√2の連分数展開

\sqrt{2}の定義はx^2=2の解の正の方であるから
\begin{eqnarray*}
     x^2 &=& 2 \\
     x^2-1 &=& 2-1 \\
     (x+1)(x-1) &=& 1 \\
     x-1 &=& \dfrac{1}{1+x} \\
     x&=& 1+\dfrac{1}{1+x} \\
\end{eqnarray*}
これで再帰的に\sqrt{2}を定義できた。
右辺のxに右辺を代入すると
\begin{eqnarray*}
     x&=& 1+\dfrac{1}{1+x} \\
     x&=& 1+\dfrac{1}{1+1+\dfrac{1}{1+x}} \\
     x&=& 1+\dfrac{1}{2+\dfrac{1}{1+x}} \\
\end{eqnarray*}
再び右辺のx1+\dfrac{1}{1+x}を代入すると
\begin{eqnarray*}
     x&=& 1+\dfrac{1}{2+\dfrac{1}{1+x}} \\
     x&=& 1+\dfrac{1}{2+\dfrac{1}{1+1+\dfrac{1}{1+x}}} \\
     x&=& 1+\dfrac{1}{2+\dfrac{1}{2+\dfrac{1}{1+x}}} \\
\end{eqnarray*}
これはいくらでも繰り返せるのでx=\sqrt{2}は次のように表すことができる。
\sqrt{2}=1+\dfrac{1}{2+\dfrac{1}{2+\dfrac{1}{2+\dfrac{1}{2\cdots}}}}

こんなことして何がうれしいかというと、無理数は非循環無限小数とはいえ、\sqrt{2}はとても綺麗な無理数だということを示せると思うのだ。

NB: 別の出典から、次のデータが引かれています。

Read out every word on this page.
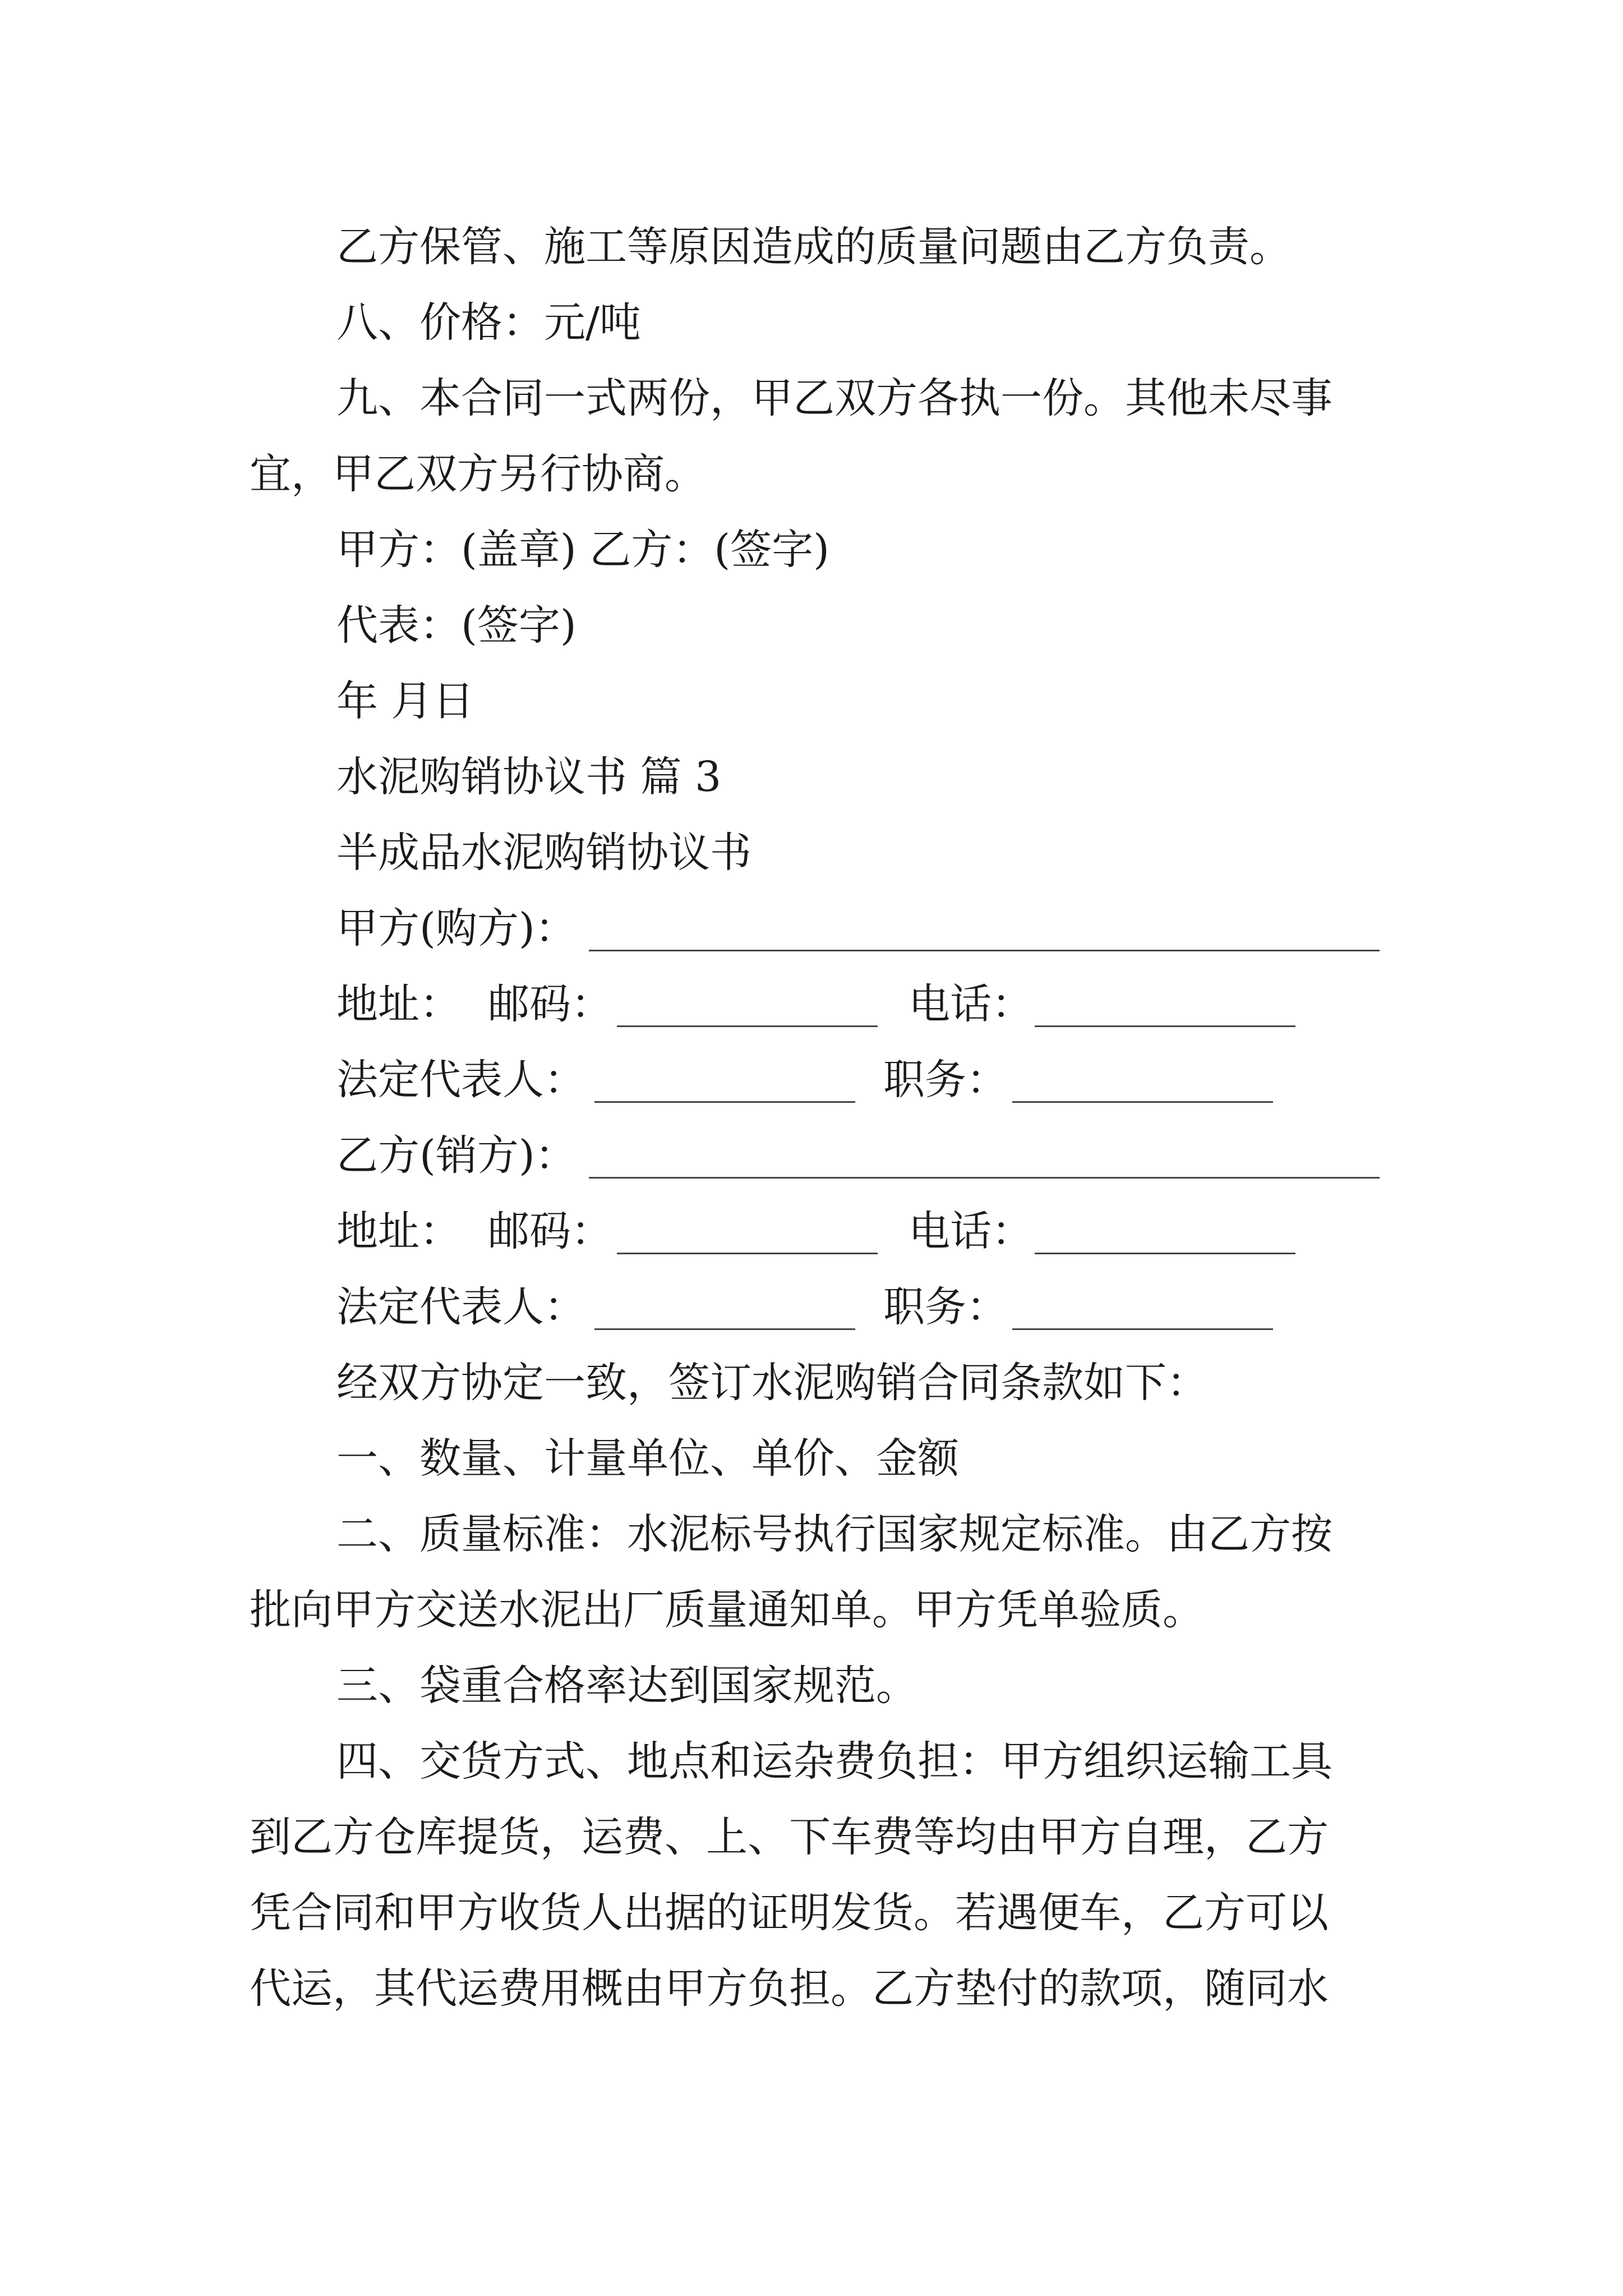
乙方保管、施工等原因造成的质量问题由乙方负责。
八、价格：元/吨
九、本合同一式两份，甲乙双方各执一份。其他未尽事
宜，甲乙双方另行协商。
甲方：(盖章) 乙方：(签字)
代表：(签字)
年 月日
水泥购销协议书 篇 3
半成品水泥购销协议书
甲方(购方)：
地址： 邮码：	电话：
法定代表人：	职务：
乙方(销方)：
地址： 邮码：	电话：
法定代表人：	职务：
经双方协定一致，签订水泥购销合同条款如下：
一、数量、计量单位、单价、金额
二、质量标准：水泥标号执行国家规定标准。由乙方按
批向甲方交送水泥出厂质量通知单。甲方凭单验质。
三、袋重合格率达到国家规范。
四、交货方式、地点和运杂费负担：甲方组织运输工具
到乙方仓库提货，运费、上、下车费等均由甲方自理，乙方
凭合同和甲方收货人出据的证明发货。若遇便车，乙方可以
代运，其代运费用概由甲方负担。乙方垫付的款项，随同水
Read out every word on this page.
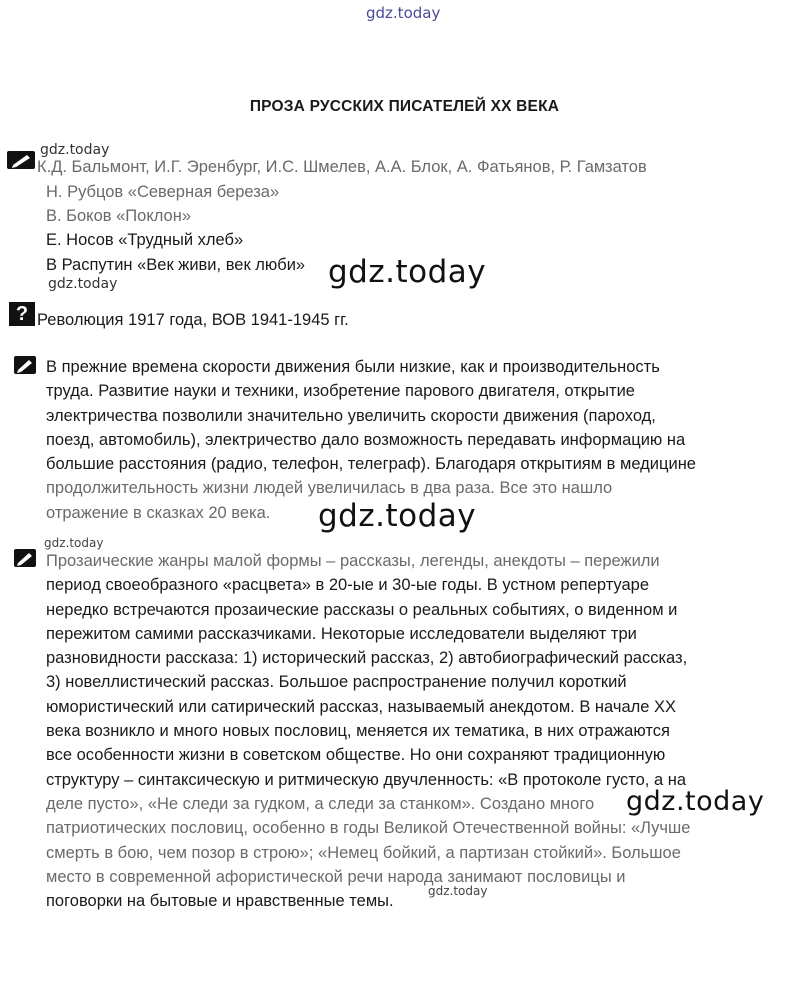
gdz.today
gdz.today
gdz.today	gdz.today
gdz.today
gdz.today
gdz.today
gdz.today
ПРОЗА РУССКИХ ПИСАТЕЛЕЙ XX ВЕКА
К.Д. Бальмонт, И.Г. Эренбург, И.С. Шмелев, А.А. Блок, А. Фатьянов, Р. Гамзатов
Н. Рубцов «Северная береза»
В. Боков «Поклон»
Е. Носов «Трудный хлеб»
В Распутин «Век живи, век люби»
? Революция 1917 года, ВОВ 1941-1945 гг.
В прежние времена скорости движения были низкие, как и производительность
труда. Развитие науки и техники, изобретение парового двигателя, открытие
электричества позволили значительно увеличить скорости движения (пароход,
поезд, автомобиль), электричество дало возможность передавать информацию на
большие расстояния (радио, телефон, телеграф). Благодаря открытиям в медицине
продолжительность жизни людей увеличилась в два раза. Все это нашло
отражение в сказках 20 века.
Прозаические жанры малой формы – рассказы, легенды, анекдоты – пережили
период своеобразного «расцвета» в 20-ые и 30-ые годы. В устном репертуаре
нередко встречаются прозаические рассказы о реальных событиях, о виденном и
пережитом самими рассказчиками. Некоторые исследователи выделяют три
разновидности рассказа: 1) исторический рассказ, 2) автобиографический рассказ,
3) новеллистический рассказ. Большое распространение получил короткий
юмористический или сатирический рассказ, называемый анекдотом. В начале XX
века возникло и много новых пословиц, меняется их тематика, в них отражаются
все особенности жизни в советском обществе. Но они сохраняют традиционную
структуру – синтаксическую и ритмическую двучленность: «В протоколе густо, а на
деле пусто», «Не следи за гудком, а следи за станком». Создано много
патриотических пословиц, особенно в годы Великой Отечественной войны: «Лучше
смерть в бою, чем позор в строю»; «Немец бойкий, а партизан стойкий». Большое
место в современной афористической речи народа занимают пословицы и
поговорки на бытовые и нравственные темы.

\pi=3+\dfrac{1}{7+\dfrac{1}{15+\dfrac{1}{1+\dfrac{1}{1+\dfrac{1}{292+\dfrac{1}{1+\cdots}}}}}}

この\piは連分数展開してもてんで出鱈目。
比べると\sqrt{2}がいかに品行方正かがわかるだろう。

もう一つは、この連分数を途中まで計算すれば、それが\sqrt{2}の近似値になるということ。

1+\frac{1}{2}=\dfrac32
1+\frac{1}{2+\frac12}=\dfrac{7}{5}
1+\frac{1}{2+\frac{1}{2+\frac12}}=\dfrac{17}{12}
1+\frac{1}{2+\frac{1}{2+\frac{1}{2+\frac12}}}=\dfrac{70}{29}

つまり\sqrt{2}の近似値は簡単に計算できることがわかるだろう。